Looting Agency Funding
Imagine discovering that someone picked your pocket without you knowing. This scenario has played out numerous times in federal courts. It’s a ploy utilized by environmental groups to take advantage of the EAJA that was created to serve and benefit everyday Americans.
To better understand the EAJA, we must examine its roots. In the 1950s, Americans demanded governmental action for better stewardship of our nation’s air, land and water. One of the first key pieces of legislation to result was the Air Pollution Control Act (1955) followed by the Clean Air Act (1963). The Water Quality Act came two years later, holding states responsible to meet standards for water in their rivers, lakes and streams, including those waterways that flowed beyond their borders. The Motor Vehicle Air Pollution Control Act (1965) amended the Clean Air Act and set standards for vehicle emissions. In 1966, the Endangered Species Preservation Act created regulations to protect fish and wildlife species in danger of extinction.
The 1970s saw the creation of the National Environmental Policy Act (1970), a requirement that federal agencies prepare an environmental impact statement for any action or legislation that could adversely affect land, water or wildlife. Later that same year, an executive order from President Richard Nixon created the Environmental Protection Agency (EPA), an independent executive federal agency with a mission to protect human health and the environment. Building on previous legislation, the Clean Water Act (1972) sought to further reduce and eliminate pollution in our nation’s waters, while the Endangered Species Act (1973) focused on protecting crucial ecosystems for imperiled wildlife, fish and plant species.

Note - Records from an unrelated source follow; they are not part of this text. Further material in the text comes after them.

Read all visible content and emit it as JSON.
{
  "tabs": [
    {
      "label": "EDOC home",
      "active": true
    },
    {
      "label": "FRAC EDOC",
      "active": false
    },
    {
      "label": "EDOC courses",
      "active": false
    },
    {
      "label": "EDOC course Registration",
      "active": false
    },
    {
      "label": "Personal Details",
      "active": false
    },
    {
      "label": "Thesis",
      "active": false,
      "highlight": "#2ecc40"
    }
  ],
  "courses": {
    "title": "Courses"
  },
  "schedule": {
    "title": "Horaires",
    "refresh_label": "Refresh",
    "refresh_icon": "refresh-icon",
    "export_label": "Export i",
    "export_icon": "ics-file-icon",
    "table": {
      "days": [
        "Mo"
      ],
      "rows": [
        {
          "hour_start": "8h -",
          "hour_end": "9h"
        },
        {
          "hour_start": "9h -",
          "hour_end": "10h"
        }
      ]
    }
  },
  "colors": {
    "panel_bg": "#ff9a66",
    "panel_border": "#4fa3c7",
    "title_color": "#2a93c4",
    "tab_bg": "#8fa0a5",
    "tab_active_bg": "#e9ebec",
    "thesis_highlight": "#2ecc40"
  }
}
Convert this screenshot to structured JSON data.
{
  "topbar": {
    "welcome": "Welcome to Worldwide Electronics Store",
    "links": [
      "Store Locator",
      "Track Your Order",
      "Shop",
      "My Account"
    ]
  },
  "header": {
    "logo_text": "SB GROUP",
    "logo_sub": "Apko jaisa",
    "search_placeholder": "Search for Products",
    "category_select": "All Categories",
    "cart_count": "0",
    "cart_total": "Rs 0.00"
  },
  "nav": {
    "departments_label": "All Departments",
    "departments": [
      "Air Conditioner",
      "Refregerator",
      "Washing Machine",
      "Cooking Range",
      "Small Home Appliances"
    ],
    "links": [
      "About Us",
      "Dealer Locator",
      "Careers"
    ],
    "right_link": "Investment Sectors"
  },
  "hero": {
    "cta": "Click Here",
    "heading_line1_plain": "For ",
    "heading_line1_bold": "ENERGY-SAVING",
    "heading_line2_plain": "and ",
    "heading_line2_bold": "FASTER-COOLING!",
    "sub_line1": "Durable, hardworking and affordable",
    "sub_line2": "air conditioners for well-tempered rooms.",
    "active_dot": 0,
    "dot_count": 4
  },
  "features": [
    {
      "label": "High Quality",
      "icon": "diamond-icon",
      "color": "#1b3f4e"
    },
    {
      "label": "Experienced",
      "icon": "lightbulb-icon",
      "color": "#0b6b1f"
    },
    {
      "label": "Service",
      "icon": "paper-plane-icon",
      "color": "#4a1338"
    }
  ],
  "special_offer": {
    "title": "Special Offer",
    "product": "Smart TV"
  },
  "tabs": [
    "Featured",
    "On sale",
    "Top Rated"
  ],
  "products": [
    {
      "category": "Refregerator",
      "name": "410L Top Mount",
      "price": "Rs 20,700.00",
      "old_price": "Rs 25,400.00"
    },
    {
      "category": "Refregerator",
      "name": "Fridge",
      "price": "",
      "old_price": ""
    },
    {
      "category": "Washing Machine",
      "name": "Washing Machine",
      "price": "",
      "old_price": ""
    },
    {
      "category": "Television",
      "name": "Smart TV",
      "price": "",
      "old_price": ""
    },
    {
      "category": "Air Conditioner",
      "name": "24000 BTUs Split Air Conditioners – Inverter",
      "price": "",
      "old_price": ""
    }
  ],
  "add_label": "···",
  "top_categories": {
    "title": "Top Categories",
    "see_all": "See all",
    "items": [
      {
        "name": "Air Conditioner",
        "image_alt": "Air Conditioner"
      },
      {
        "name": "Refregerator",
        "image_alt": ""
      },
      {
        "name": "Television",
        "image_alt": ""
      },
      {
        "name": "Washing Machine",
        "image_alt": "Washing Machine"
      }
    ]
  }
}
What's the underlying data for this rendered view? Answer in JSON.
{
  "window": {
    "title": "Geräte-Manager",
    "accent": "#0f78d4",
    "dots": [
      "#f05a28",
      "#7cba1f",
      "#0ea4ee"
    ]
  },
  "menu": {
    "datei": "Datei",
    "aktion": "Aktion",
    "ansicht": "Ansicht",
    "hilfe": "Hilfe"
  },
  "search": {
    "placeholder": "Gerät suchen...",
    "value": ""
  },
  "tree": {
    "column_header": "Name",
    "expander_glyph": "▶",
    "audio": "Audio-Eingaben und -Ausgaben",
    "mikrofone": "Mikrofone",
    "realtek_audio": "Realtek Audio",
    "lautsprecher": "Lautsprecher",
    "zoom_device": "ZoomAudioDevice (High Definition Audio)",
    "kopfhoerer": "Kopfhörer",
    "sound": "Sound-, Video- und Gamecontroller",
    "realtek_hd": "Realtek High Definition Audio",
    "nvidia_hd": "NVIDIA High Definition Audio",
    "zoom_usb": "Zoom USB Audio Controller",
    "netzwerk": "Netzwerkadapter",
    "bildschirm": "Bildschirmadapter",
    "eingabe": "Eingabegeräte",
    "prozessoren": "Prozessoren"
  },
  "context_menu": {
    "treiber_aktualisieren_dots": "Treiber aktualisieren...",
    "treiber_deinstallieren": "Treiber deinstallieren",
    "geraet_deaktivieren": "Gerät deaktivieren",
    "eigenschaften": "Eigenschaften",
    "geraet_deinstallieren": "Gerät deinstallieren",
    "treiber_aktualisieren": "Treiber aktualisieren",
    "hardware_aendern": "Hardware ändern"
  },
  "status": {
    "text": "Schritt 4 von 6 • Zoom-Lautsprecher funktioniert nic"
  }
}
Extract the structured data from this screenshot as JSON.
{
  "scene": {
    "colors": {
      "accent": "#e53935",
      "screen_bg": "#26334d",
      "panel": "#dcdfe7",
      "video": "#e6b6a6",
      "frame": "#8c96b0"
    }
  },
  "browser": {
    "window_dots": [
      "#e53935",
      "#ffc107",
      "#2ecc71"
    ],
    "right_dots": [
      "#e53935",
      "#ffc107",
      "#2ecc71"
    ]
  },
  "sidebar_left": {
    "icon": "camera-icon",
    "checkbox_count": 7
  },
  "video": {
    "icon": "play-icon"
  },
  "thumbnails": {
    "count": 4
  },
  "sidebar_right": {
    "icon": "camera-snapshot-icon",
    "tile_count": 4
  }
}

Those actions helped set the table for Congress to enact the Equal Access to Justice Act in 1980. It authorized the payment of “reasonable expenses of expert witnesses, the reasonable cost of any study, analysis, engineering report, test or project which is found by the agency to be necessary for the preparation of the party’s case, and reasonable attorney or agent fees” to a party that wins a civil lawsuit against a federal agency by successfully demonstrating a threat of injury or irreparable harm.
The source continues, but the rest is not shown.